Duas frentes de tensão entre Israel e aliados regionais acentuaram divergências entre Washington e Tel Aviv. Segundo o portal Aixos, Trump teria sido ríspido em uma ligação com o primeiro-ministro israelense, alegando que Netanyahu era um “louco” e que sua posição estaria prejudicando Israel. A reportagem cita fontes próximas ao presidente norte-americano.

No mesmo período, Trump anunciou via redes sociais um cessar-fogo entre Netanyahu e o Hezbollah, afirmando ter intermediado o acordo e assegurando que nenhuma tropa seria enviada a Beirute. A declaração foi feita na segunda-feira (1º/6), após conversas com o alto escalão israelense.

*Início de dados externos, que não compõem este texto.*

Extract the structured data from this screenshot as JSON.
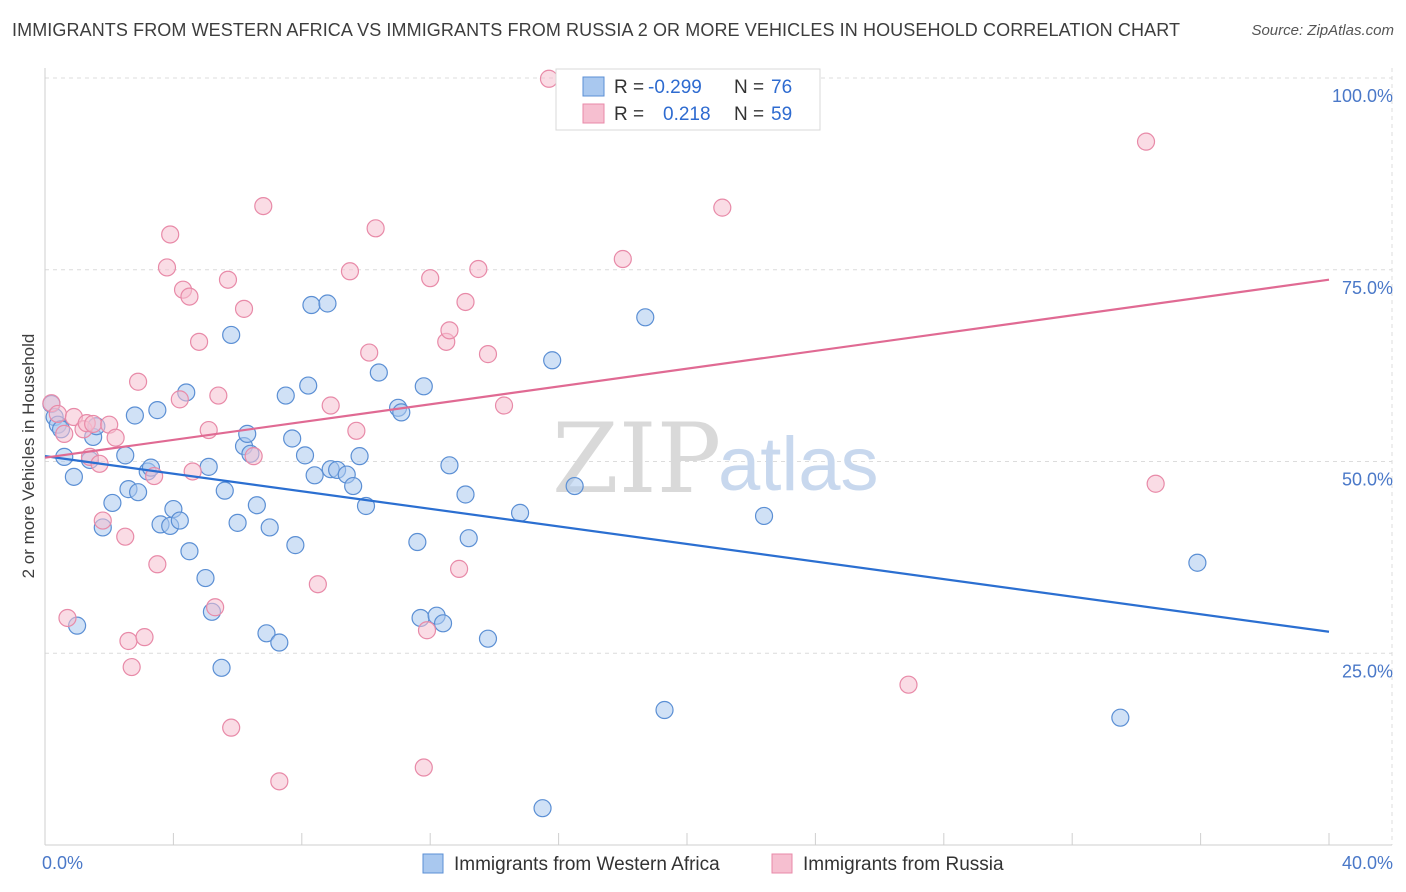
{
  "title": "IMMIGRANTS FROM WESTERN AFRICA VS IMMIGRANTS FROM RUSSIA 2 OR MORE VEHICLES IN HOUSEHOLD CORRELATION CHART",
  "source": "Source: ZipAtlas.com",
  "watermark": {
    "zip": "ZIP",
    "atlas": "atlas"
  },
  "colors": {
    "blue_fill": "#a9c8ef",
    "blue_stroke": "#5b8fd4",
    "blue_line": "#2b6fd1",
    "pink_fill": "#f6bfd0",
    "pink_stroke": "#e88aa8",
    "pink_line": "#e06a93",
    "grid": "#dcdcdc",
    "tick_label": "#4a78c8"
  },
  "legend": {
    "r_label": "R =",
    "n_label": "N =",
    "rows": [
      {
        "r": "-0.299",
        "n": "76",
        "series": "blue"
      },
      {
        "r": "0.218",
        "n": "59",
        "series": "pink"
      }
    ]
  },
  "chart_data": {
    "type": "scatter",
    "title": "IMMIGRANTS FROM WESTERN AFRICA VS IMMIGRANTS FROM RUSSIA 2 OR MORE VEHICLES IN HOUSEHOLD CORRELATION CHART",
    "xlabel": "",
    "ylabel": "2 or more Vehicles in Household",
    "xlim": [
      0,
      40
    ],
    "ylim": [
      0,
      100
    ],
    "x_tick_labels": [
      "0.0%",
      "40.0%"
    ],
    "y_ticks": [
      25,
      50,
      75,
      100
    ],
    "y_tick_labels": [
      "25.0%",
      "50.0%",
      "75.0%",
      "100.0%"
    ],
    "grid": true,
    "legend_position": "top-center",
    "series": [
      {
        "name": "Immigrants from Western Africa",
        "color": "#a9c8ef",
        "R": -0.299,
        "N": 76,
        "trend": {
          "x": [
            0,
            40
          ],
          "y": [
            50.7,
            27.8
          ]
        },
        "points": [
          [
            0.2,
            57.5
          ],
          [
            0.3,
            55.8
          ],
          [
            0.4,
            54.8
          ],
          [
            0.5,
            54.2
          ],
          [
            0.6,
            50.6
          ],
          [
            0.9,
            48.0
          ],
          [
            1.0,
            28.6
          ],
          [
            1.4,
            50.2
          ],
          [
            1.5,
            53.2
          ],
          [
            1.6,
            54.6
          ],
          [
            1.8,
            41.4
          ],
          [
            2.1,
            44.6
          ],
          [
            2.5,
            50.8
          ],
          [
            2.6,
            46.4
          ],
          [
            2.8,
            56.0
          ],
          [
            2.9,
            46.0
          ],
          [
            3.2,
            48.7
          ],
          [
            3.3,
            49.2
          ],
          [
            3.5,
            56.7
          ],
          [
            3.6,
            41.8
          ],
          [
            3.9,
            41.6
          ],
          [
            4.0,
            43.8
          ],
          [
            4.2,
            42.3
          ],
          [
            4.4,
            59.0
          ],
          [
            4.5,
            38.3
          ],
          [
            5.0,
            34.8
          ],
          [
            5.1,
            49.3
          ],
          [
            5.2,
            30.4
          ],
          [
            5.5,
            23.1
          ],
          [
            5.6,
            46.2
          ],
          [
            5.8,
            66.5
          ],
          [
            6.0,
            42.0
          ],
          [
            6.2,
            52.0
          ],
          [
            6.3,
            53.6
          ],
          [
            6.4,
            51.0
          ],
          [
            6.6,
            44.3
          ],
          [
            6.9,
            27.6
          ],
          [
            7.0,
            41.4
          ],
          [
            7.3,
            26.4
          ],
          [
            7.5,
            58.6
          ],
          [
            7.7,
            53.0
          ],
          [
            7.8,
            39.1
          ],
          [
            8.1,
            50.8
          ],
          [
            8.2,
            59.9
          ],
          [
            8.3,
            70.4
          ],
          [
            8.4,
            48.2
          ],
          [
            8.8,
            70.6
          ],
          [
            8.9,
            49.0
          ],
          [
            9.1,
            48.9
          ],
          [
            9.4,
            48.3
          ],
          [
            9.6,
            46.8
          ],
          [
            9.8,
            50.7
          ],
          [
            10.0,
            44.2
          ],
          [
            10.4,
            61.6
          ],
          [
            11.0,
            57.0
          ],
          [
            11.1,
            56.4
          ],
          [
            11.6,
            39.5
          ],
          [
            11.7,
            29.6
          ],
          [
            11.8,
            59.8
          ],
          [
            12.2,
            29.9
          ],
          [
            12.4,
            28.9
          ],
          [
            12.6,
            49.5
          ],
          [
            13.1,
            45.7
          ],
          [
            13.2,
            40.0
          ],
          [
            13.8,
            26.9
          ],
          [
            14.8,
            43.3
          ],
          [
            15.5,
            4.8
          ],
          [
            15.8,
            63.2
          ],
          [
            16.5,
            46.8
          ],
          [
            18.7,
            68.8
          ],
          [
            19.3,
            17.6
          ],
          [
            22.4,
            42.9
          ],
          [
            33.5,
            16.6
          ],
          [
            35.9,
            36.8
          ]
        ]
      },
      {
        "name": "Immigrants from Russia",
        "color": "#f6bfd0",
        "R": 0.218,
        "N": 59,
        "trend": {
          "x": [
            0,
            40
          ],
          "y": [
            50.5,
            73.7
          ]
        },
        "points": [
          [
            0.2,
            57.6
          ],
          [
            0.4,
            56.2
          ],
          [
            0.6,
            53.6
          ],
          [
            0.7,
            29.6
          ],
          [
            0.9,
            55.8
          ],
          [
            1.2,
            54.2
          ],
          [
            1.3,
            55.0
          ],
          [
            1.4,
            50.6
          ],
          [
            1.5,
            54.9
          ],
          [
            1.7,
            49.7
          ],
          [
            1.8,
            42.3
          ],
          [
            2.0,
            54.8
          ],
          [
            2.2,
            53.1
          ],
          [
            2.5,
            40.2
          ],
          [
            2.6,
            26.6
          ],
          [
            2.7,
            23.2
          ],
          [
            2.9,
            60.4
          ],
          [
            3.1,
            27.1
          ],
          [
            3.4,
            48.1
          ],
          [
            3.5,
            36.6
          ],
          [
            3.8,
            75.3
          ],
          [
            3.9,
            79.6
          ],
          [
            4.2,
            58.1
          ],
          [
            4.3,
            72.4
          ],
          [
            4.5,
            71.5
          ],
          [
            4.6,
            48.7
          ],
          [
            4.8,
            65.6
          ],
          [
            5.1,
            54.1
          ],
          [
            5.3,
            31.0
          ],
          [
            5.4,
            58.6
          ],
          [
            5.7,
            73.7
          ],
          [
            5.8,
            15.3
          ],
          [
            6.2,
            69.9
          ],
          [
            6.5,
            50.7
          ],
          [
            6.8,
            83.3
          ],
          [
            7.3,
            8.3
          ],
          [
            8.5,
            34.0
          ],
          [
            8.9,
            57.3
          ],
          [
            9.5,
            74.8
          ],
          [
            9.7,
            54.0
          ],
          [
            10.1,
            64.2
          ],
          [
            10.3,
            80.4
          ],
          [
            11.8,
            10.1
          ],
          [
            11.9,
            28.0
          ],
          [
            12.0,
            73.9
          ],
          [
            12.5,
            65.6
          ],
          [
            12.6,
            67.1
          ],
          [
            12.9,
            36.0
          ],
          [
            13.1,
            70.8
          ],
          [
            13.5,
            75.1
          ],
          [
            13.8,
            64.0
          ],
          [
            14.3,
            57.3
          ],
          [
            15.7,
            99.9
          ],
          [
            18.0,
            76.4
          ],
          [
            21.1,
            83.1
          ],
          [
            26.9,
            20.9
          ],
          [
            34.3,
            91.7
          ],
          [
            34.6,
            47.1
          ]
        ]
      }
    ]
  }
}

Aleviação de tensões e desdobramentos

Mesmo com o anúncio de cessar-fogo, Israel voltou a atacar o sul de Beirute na segunda-feira, ampliando a tensão na região. Em resposta, o Irã informou a ruptura do acordo, criticando Washington e Tel Aviv. O porta-voz iraniano Esmaeil Baghaei condicionou o fim do conflito a um cessar-fogo no Líbano.

Aixos aponta que o retorno de pedidos de apoio parlamentar e as mensagens trocadas entre as partes contribuíram para uma percepção de incerteza sobre a viabilidade de um cessar-fogo duradouro. Segundo as fontes, a pressão israelense sobre metas no sul de Beirute acentuou a desaceleração de negociações.